On that score the laws not only aren't working, they're getting in
the way. Unless we condone handing out life sentences or worse to
those who grow or distribute marijuana, the market will continue to
supply the considerable demand for a substance that provokes little
by way of social disintegration outside of the odd carelessly
discarded candy wrapper. Sure the gangs money and greed create
violence and mayhem but that occurs in relation to the fact it's illegal.
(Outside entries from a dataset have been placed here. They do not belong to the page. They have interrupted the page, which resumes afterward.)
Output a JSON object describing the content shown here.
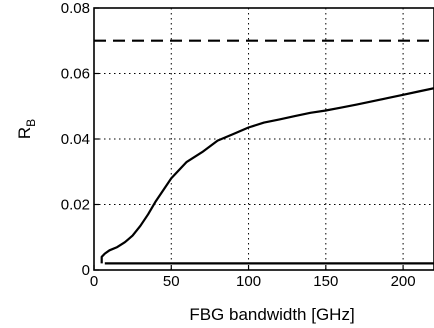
{
  "chart_data": {
    "type": "line",
    "title": "",
    "xlabel": "FBG bandwidth [GHz]",
    "ylabel_main": "R",
    "ylabel_sub": "B",
    "xlim": [
      0,
      220
    ],
    "ylim": [
      0,
      0.08
    ],
    "x_ticks": [
      0,
      50,
      100,
      150,
      200
    ],
    "y_ticks": [
      0,
      0.02,
      0.04,
      0.06,
      0.08
    ],
    "x_tick_labels": [
      "0",
      "50",
      "100",
      "150",
      "200"
    ],
    "y_tick_labels": [
      "0",
      "0.02",
      "0.04",
      "0.06",
      "0.08"
    ],
    "grid": true,
    "legend": "none",
    "series": [
      {
        "style": "solid",
        "x": [
          5,
          5,
          7,
          10,
          15,
          20,
          25,
          30,
          35,
          40,
          50,
          60,
          70,
          80,
          90,
          100,
          110,
          120,
          130,
          140,
          150,
          160,
          170,
          180,
          190,
          200,
          210,
          220
        ],
        "y": [
          0.002,
          0.004,
          0.005,
          0.006,
          0.007,
          0.0085,
          0.0105,
          0.0135,
          0.017,
          0.021,
          0.028,
          0.033,
          0.036,
          0.0395,
          0.0415,
          0.0435,
          0.045,
          0.046,
          0.047,
          0.048,
          0.0487,
          0.0496,
          0.0505,
          0.0515,
          0.0525,
          0.0535,
          0.0545,
          0.0555
        ]
      },
      {
        "style": "solid",
        "x": [
          7,
          220
        ],
        "y": [
          0.002,
          0.002
        ]
      },
      {
        "style": "dashed",
        "x": [
          0,
          220
        ],
        "y": [
          0.07,
          0.07
        ]
      }
    ]
  }
}
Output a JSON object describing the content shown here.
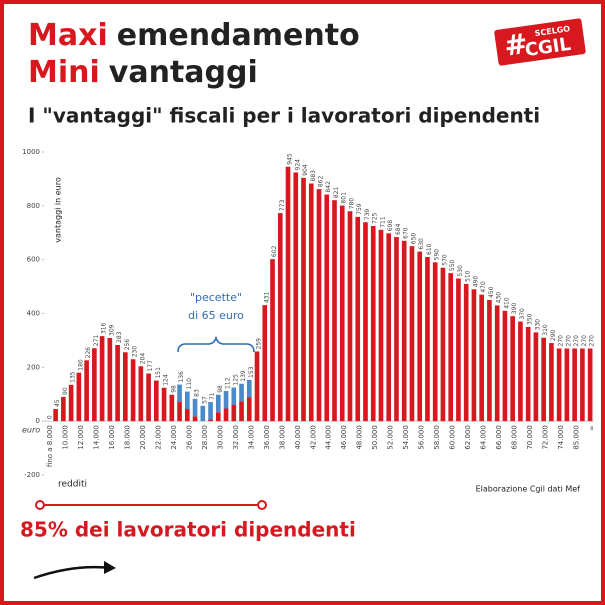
{
  "chart_data": {
    "type": "bar",
    "title_lines": [
      {
        "highlight": "Maxi",
        "rest": "emendamento"
      },
      {
        "highlight": "Mini",
        "rest": "vantaggi"
      }
    ],
    "logo": [
      "#",
      "SCELGO",
      "CGIL"
    ],
    "subtitle": "I \"vantaggi\" fiscali per i lavoratori dipendenti",
    "y_label": "vantaggi in euro",
    "y_unit": "euro",
    "x_label": "redditi",
    "source": "Elaborazione Cgil dati Mef",
    "annotation": [
      "\"pecette\"",
      "di 65 euro"
    ],
    "footer": "85% dei lavoratori dipendenti",
    "ylim": [
      -200,
      1000
    ],
    "yticks": [
      -200,
      0,
      200,
      400,
      600,
      800,
      1000
    ],
    "categories": [
      "fino a 8.000",
      null,
      "10.000",
      null,
      "12.000",
      null,
      "14.000",
      null,
      "16.000",
      null,
      "18.000",
      null,
      "20.000",
      null,
      "22.000",
      null,
      "24.000",
      null,
      "26.000",
      null,
      "28.000",
      null,
      "30.000",
      null,
      "32.000",
      null,
      "34.000",
      null,
      "36.000",
      null,
      "38.000",
      null,
      "40.000",
      null,
      "42.000",
      null,
      "44.000",
      null,
      "46.000",
      null,
      "48.000",
      null,
      "50.000",
      null,
      "52.000",
      null,
      "54.000",
      null,
      "56.000",
      null,
      "58.000",
      null,
      "60.000",
      null,
      "62.000",
      null,
      "64.000",
      null,
      "66.000",
      null,
      "68.000",
      null,
      "70.000",
      null,
      "72.000",
      null,
      "74.000",
      null,
      "85.000",
      null,
      "∞"
    ],
    "series": [
      {
        "color": "#d7191f",
        "values": [
          0,
          45,
          90,
          135,
          180,
          226,
          271,
          316,
          309,
          283,
          256,
          230,
          204,
          177,
          151,
          124,
          98,
          71,
          45,
          18,
          0,
          6,
          33,
          47,
          60,
          74,
          88,
          259,
          431,
          602,
          773,
          945,
          924,
          904,
          883,
          862,
          842,
          821,
          801,
          780,
          759,
          739,
          725,
          711,
          698,
          684,
          670,
          650,
          630,
          610,
          590,
          570,
          550,
          530,
          510,
          490,
          470,
          450,
          430,
          410,
          390,
          370,
          350,
          330,
          310,
          290,
          270,
          270,
          270,
          270,
          270
        ]
      },
      {
        "color": "#4a8ac9",
        "values": [
          null,
          null,
          null,
          null,
          null,
          null,
          null,
          null,
          null,
          null,
          null,
          null,
          null,
          null,
          null,
          null,
          null,
          65,
          65,
          65,
          57,
          65,
          65,
          65,
          65,
          65,
          65,
          null,
          null,
          null,
          null,
          null,
          null,
          null,
          null,
          null,
          null,
          null,
          null,
          null,
          null,
          null,
          null,
          null,
          null,
          null,
          null,
          null,
          null,
          null,
          null,
          null,
          null,
          null,
          null,
          null,
          null,
          null,
          null,
          null,
          null,
          null,
          null,
          null,
          null,
          null,
          null,
          null,
          null,
          null,
          null
        ]
      }
    ],
    "totals": [
      null,
      null,
      null,
      null,
      null,
      null,
      null,
      null,
      null,
      null,
      null,
      null,
      null,
      null,
      null,
      null,
      null,
      136,
      110,
      83,
      57,
      71,
      98,
      112,
      125,
      139,
      153,
      null,
      null,
      null,
      null,
      null,
      null,
      null,
      null,
      null,
      null,
      null,
      null,
      null,
      null,
      null,
      null,
      null,
      null,
      null,
      null,
      null,
      null,
      null,
      null,
      null,
      null,
      null,
      null,
      null,
      null,
      null,
      null,
      null,
      null,
      null,
      null,
      null,
      null,
      null,
      null,
      null,
      null,
      null,
      null
    ]
  }
}
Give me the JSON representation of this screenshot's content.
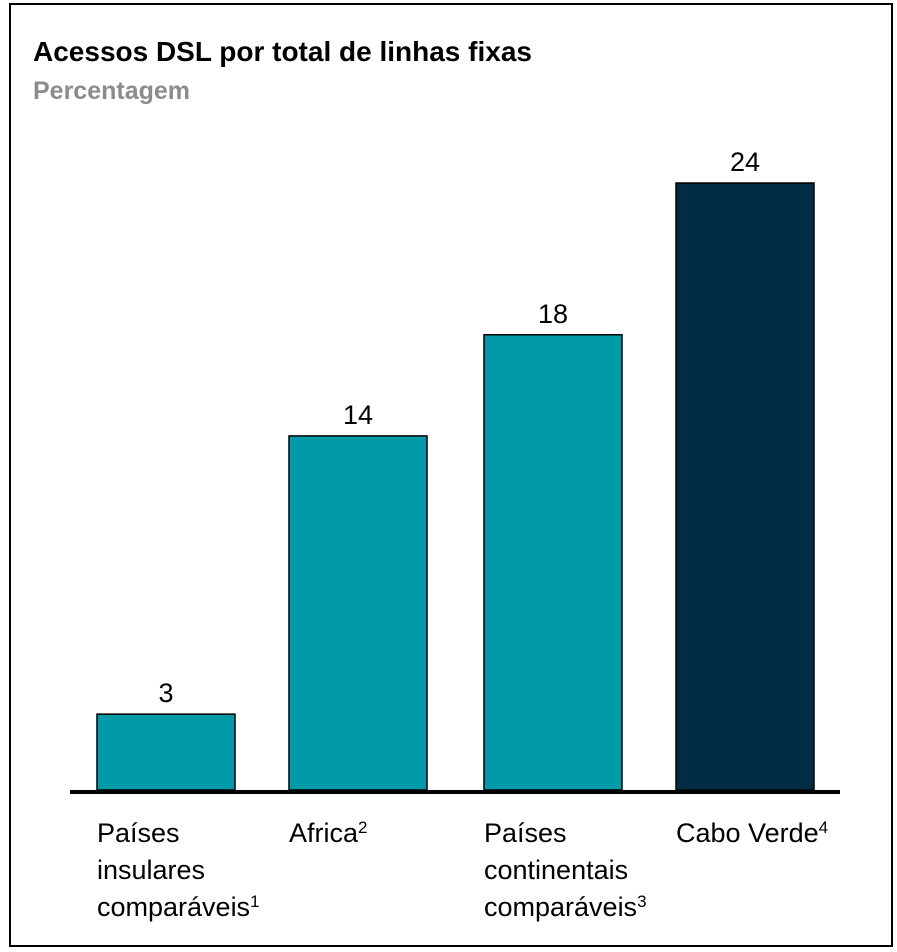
{
  "chart_data": {
    "type": "bar",
    "title": "Acessos DSL por total de linhas fixas",
    "subtitle": "Percentagem",
    "categories": [
      {
        "lines": [
          "Países",
          "insulares",
          "comparáveis"
        ],
        "note": "1"
      },
      {
        "lines": [
          "Africa"
        ],
        "note": "2"
      },
      {
        "lines": [
          "Países",
          "continentais",
          "comparáveis"
        ],
        "note": "3"
      },
      {
        "lines": [
          "Cabo Verde"
        ],
        "note": "4"
      }
    ],
    "values": [
      3,
      14,
      18,
      24
    ],
    "value_labels": [
      "3",
      "14",
      "18",
      "24"
    ],
    "colors": [
      "#009aa8",
      "#009aa8",
      "#009aa8",
      "#012c46"
    ],
    "ylim": [
      0,
      24
    ],
    "grid": false,
    "legend": "none"
  }
}
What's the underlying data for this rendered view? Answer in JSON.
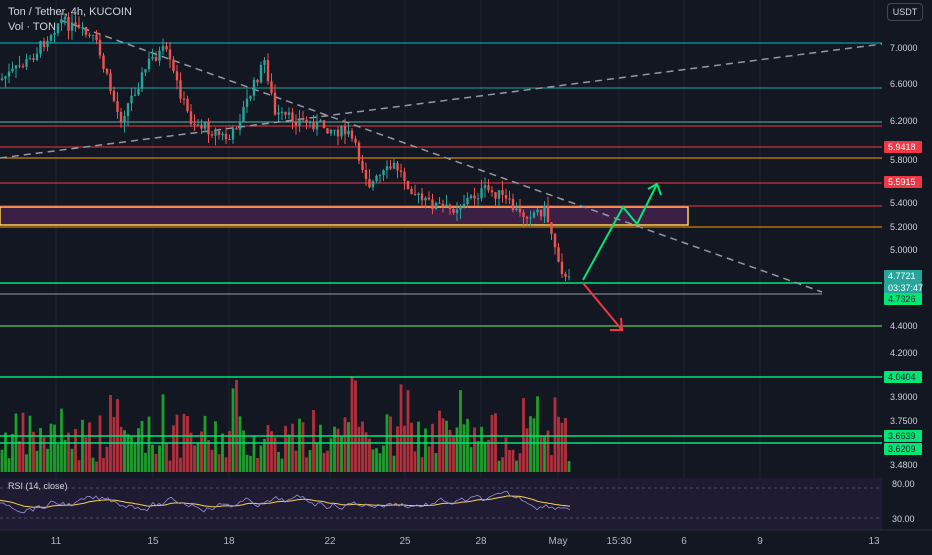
{
  "header": {
    "symbol_title": "Ton / Tether, 4h, KUCOIN",
    "volume_label": "Vol · TON"
  },
  "currency_button": "USDT",
  "rsi_label": "RSI (14, close)",
  "colors": {
    "background": "#131722",
    "bull": "#26a69a",
    "bear": "#ef5350",
    "vol_bull": "#1e9e2a",
    "vol_bear": "#b0303b"
  },
  "chart_data": {
    "type": "candlestick",
    "price_axis_ticks": [
      "7.0000",
      "6.6000",
      "6.2000",
      "5.8000",
      "5.4000",
      "5.2000",
      "5.0000",
      "4.4000",
      "4.2000",
      "3.9000",
      "3.7500",
      "3.4800"
    ],
    "rsi_axis_ticks": [
      "80.00",
      "30.00"
    ],
    "date_ticks": [
      "11",
      "15",
      "18",
      "22",
      "25",
      "28",
      "May",
      "15:30",
      "6",
      "9",
      "13"
    ],
    "price_badges": [
      {
        "value": "5.9418",
        "color": "#f23645"
      },
      {
        "value": "5.5915",
        "color": "#f23645"
      },
      {
        "value": "4.7721",
        "color": "#26a69a"
      },
      {
        "value": "03:37:47",
        "color": "#26a69a"
      },
      {
        "value": "4.7326",
        "color": "#00e676"
      },
      {
        "value": "4.0404",
        "color": "#00e676"
      },
      {
        "value": "3.6639",
        "color": "#00e676"
      },
      {
        "value": "3.6209",
        "color": "#00e676"
      }
    ],
    "horizontal_levels": [
      {
        "label": "cyan-top",
        "color": "#00bcd4"
      },
      {
        "label": "teal-6.55",
        "color": "#26a69a"
      },
      {
        "label": "teal-6.2",
        "color": "#5cb8a6"
      },
      {
        "label": "red-6.15",
        "color": "#f23645"
      },
      {
        "label": "red-5.94",
        "color": "#f23645"
      },
      {
        "label": "orange-5.84",
        "color": "#ff9800"
      },
      {
        "label": "red-5.59",
        "color": "#f23645"
      },
      {
        "label": "red-5.37",
        "color": "#f23645"
      },
      {
        "label": "orange-5.19",
        "color": "#ff9800"
      },
      {
        "label": "green-4.77",
        "color": "#00e676"
      },
      {
        "label": "gray-4.73",
        "color": "#9598a1"
      },
      {
        "label": "green-4.40",
        "color": "#4caf50"
      },
      {
        "label": "green-4.04",
        "color": "#00e676"
      },
      {
        "label": "green-3.66",
        "color": "#00e676"
      },
      {
        "label": "green-3.62",
        "color": "#00e676"
      }
    ]
  }
}
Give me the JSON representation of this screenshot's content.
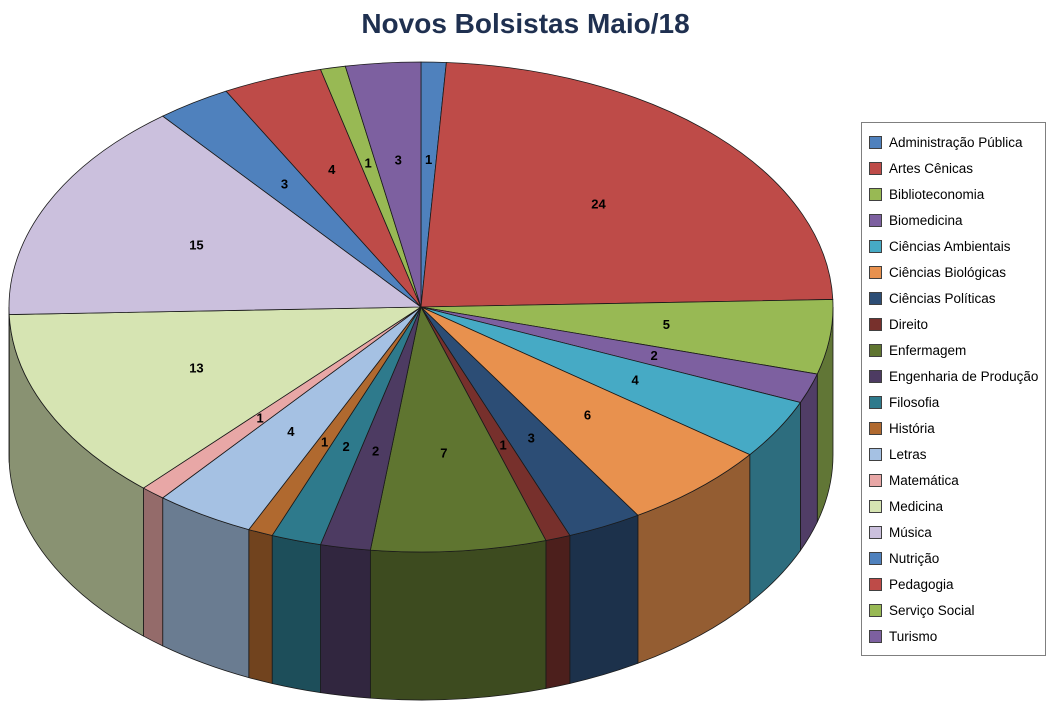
{
  "title": "Novos Bolsistas Maio/18",
  "chart_data": {
    "type": "pie",
    "style": "3d-pie",
    "title": "Novos Bolsistas Maio/18",
    "start_angle_deg": 0,
    "direction": "clockwise",
    "total": 102,
    "legend_position": "right",
    "labels": [
      "Administração Pública",
      "Artes Cênicas",
      "Biblioteconomia",
      "Biomedicina",
      "Ciências Ambientais",
      "Ciências Biológicas",
      "Ciências Políticas",
      "Direito",
      "Enfermagem",
      "Engenharia de Produção",
      "Filosofia",
      "História",
      "Letras",
      "Matemática",
      "Medicina",
      "Música",
      "Nutrição",
      "Pedagogia",
      "Serviço Social",
      "Turismo"
    ],
    "values": [
      1,
      24,
      5,
      2,
      4,
      6,
      3,
      1,
      7,
      2,
      2,
      1,
      4,
      1,
      13,
      15,
      3,
      4,
      1,
      3
    ],
    "colors": [
      "#4F81BD",
      "#BE4B48",
      "#98B954",
      "#7D60A0",
      "#46AAC5",
      "#E8914E",
      "#2C4D75",
      "#77302C",
      "#5F7530",
      "#4D3B62",
      "#2E7A8C",
      "#B0692F",
      "#A5C1E3",
      "#E8A7A6",
      "#D6E4B2",
      "#CBC0DD",
      "#4F81BD",
      "#BE4B48",
      "#98B954",
      "#7D60A0"
    ]
  }
}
As for the rest, (heroin, cocaine, ecstasy etc.) is it truly our
belief that, given the opportunity, vast additional numbers will turn
to cranking or snorting dangerous psychotropic drugs simply because
there's no law against it? More to the point, why is it anybody's
business in the first place? If society is so sure that any altering
of the mindset is inherently destructive what's with the burgeoning
prescription market for drugs-aimed at treating a host of mental
illnesses-that do exactly that?
The only ones who benefit from an all out assault on drugs are the
lawyers, police, jail guards and other employees tasked with
warehousing and stigmatizing any and all who choose to use. All of it
wasting money that would be better spent on education, social
programs and rehabilitation that might actually reduce use and
mitigate the damage-much of which is caused by the legal sanctions
that place so many in precarious and unpredictable situations in the
first place.
Like prostitution, drugs and their attendant social ills are a
problem that's not about to go away. The odd forward thinking
initiative like Vancouver's safe injection site have proven to be
successful in reducing social harm. Pointed fingers, pious misguided
moralizing and a refusal to accept that drug abuse is a health
problem much more than a criminal issue does less than nothing to
discourage the use of drugs or protect us from its consequences.